Throughout the years, Pollard has assembled an impressive list of personal contacts in both Washington and Jerusalem - people who are active on his behalf and people who have access to the corridors of power in both the government and the Administration. "Everyone who has returned from Jerusalem recently," Pollard recounts, "tells me 'G-d -in -Heaven, Jonathan, they just aren't interested in you! As far as they are concerned, they would rather you remained in prison.' "

Pollard did not spare the Americans any criticism either: "You will see the two-faced hypocrisy of the Americans, no matter which way you look. Back then, I identified documents that clearly showed the Syrian violations of the Disengagement Agreement with Israel. Serious violations, deadly, and dangerous. The Americans willfully withheld this information from Israel- information about planned chemical and missile attacks on military and civilian targets. I gave Israel the information. I remember having a heated argument with Avi Sella. I had seen the material on the build-up of Syrian missile weapons. He belittled the threat of missile warfare, saying that the air force could take care of a few Syrian missiles. But even back then, I knew that Syria had both the chemical and ballistic ability to blanket the entire face of Israel.

Pollard reckons that the reason that the Israeli national security establishment does not want to release the documents he has requested is that these documents will prove the extent of the American betrayal of Israeli security during those years, for all the world to see. He passed most of the information concerning Israel's vital security to Israel when he realized that America had no intention of sharing it. The reason the security establishment prefers to suppress this information, even today, is simple: Israel is about to sign some very problematic peace agreements with Arab states. The Americans are supposed to be guarantors of this peace and of Israeli security. It is not a particularly good time, according to Pollard, for such betrayals to become known. So he continues to sit in prison- and it has already been 14 years.
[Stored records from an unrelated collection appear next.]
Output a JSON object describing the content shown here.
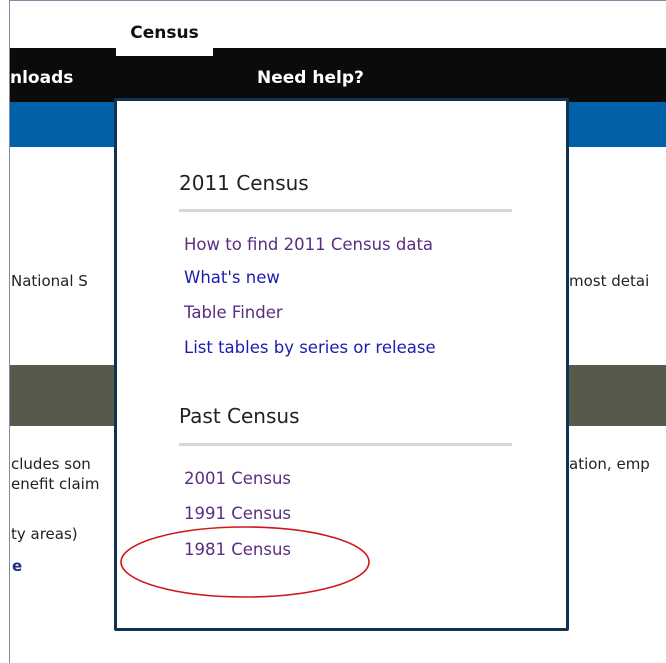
{
  "nav": {
    "downloads_partial": "nloads",
    "census_tab": "Census",
    "need_help": "Need help?"
  },
  "background": {
    "national_partial": "National S",
    "most_detail_partial": "most detai",
    "includes_partial": "cludes son",
    "ation_partial": "ation, emp",
    "benefit_partial": "enefit claim",
    "areas_partial": "ty areas)",
    "link_partial": "e"
  },
  "dropdown": {
    "census_2011": {
      "heading": "2011 Census",
      "links": [
        {
          "label": "How to find 2011 Census data",
          "state": "visited"
        },
        {
          "label": "What's new",
          "state": "unvisited"
        },
        {
          "label": "Table Finder",
          "state": "visited"
        },
        {
          "label": "List tables by series or release",
          "state": "unvisited"
        }
      ]
    },
    "past_census": {
      "heading": "Past Census",
      "links": [
        {
          "label": "2001 Census",
          "state": "visited"
        },
        {
          "label": "1991 Census",
          "state": "visited"
        },
        {
          "label": "1981 Census",
          "state": "visited",
          "highlighted": true
        }
      ]
    }
  },
  "colors": {
    "visited_link": "#5a2d82",
    "unvisited_link": "#1c1cb0",
    "highlight_ellipse": "#d01818",
    "nav_bg": "#0b0b0b",
    "blue_bar": "#0060a8",
    "olive_bar": "#575a4b"
  }
}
The Pollards are weighing a possible return the High Court of Justice with a new petition. It would be a simple petition: Jonathan Pollard versus Ehud Barak. The court system has stood with the Pollards in the past, and they hope that it will again.

"It is sad that a nation as magnificent as Israel is so poorly served by such a miserable government",
Pollard says.
" I have this awful feeling that even Esther's illness makes them happy. They know that I am upset about the threat to my wife's life, and that it weakens my ability to continue to fight to force them to bring me home. When I heard that Esther was sick, for the first time in my life I got down on my knees, and I cried. And I begged G-d to hear me. I begged Him to save me. And I cried out to Him to answer my prayers."